In your shoes, I'd be insisting the school kept him in every break and lunchtime. And if they couldn't - I'd fucking go there and do it myself. Let's see the little sod sit puffing away with his mother sat right there!

northerngirl41 · 20/01/2011 19:39

Sistah - where's he getting the fags from? Find out and go in to explain the situation. Tell them you realise they probably didn't know he was underage, but that if they sell him any more, you'll report them to the council. And then present them with a picture of him for easy reference.

That stops shop sales, next tackle friends. The threat should make him so mortified he'll stop.

And also: no more pocket money. Stupid boy!

LaurieFairyonthetreeEatsCake · 20/01/2011 19:39

But it's not a relatively minor rule, it's an illegal drug to children.

You're being fucking nuts.

Cut off his money, ground him, remove stuff he cares about until your child is old enough to decide what to put in his body.

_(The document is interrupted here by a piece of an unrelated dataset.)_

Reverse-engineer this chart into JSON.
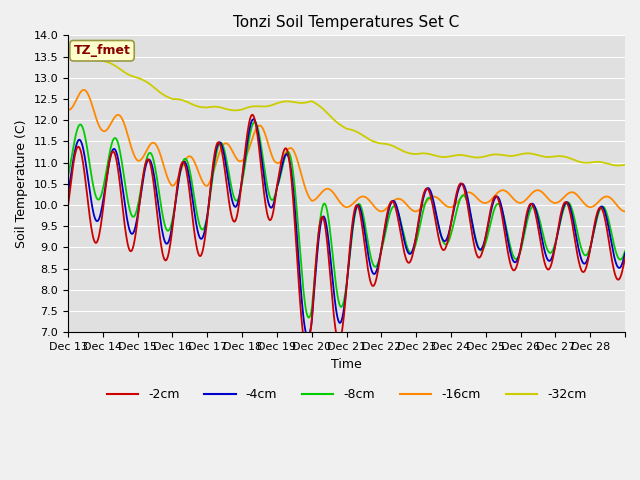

He is 14, this is YOUR job.

PatPending · 20/01/2011 19:40

Oh and in my school days (1970's)...... it was an on-the-spot suspension if you were caught smoking at the gate never mind inside the grounds.

Alibabaandthe40nappies · 20/01/2011 19:40

If you were really serious about getting him to stop then you would support the school 100%.

I am sure that he will have picked up on your attitude, and be thinking 'well Mum doesn't think it's that bad so i'll carry on'.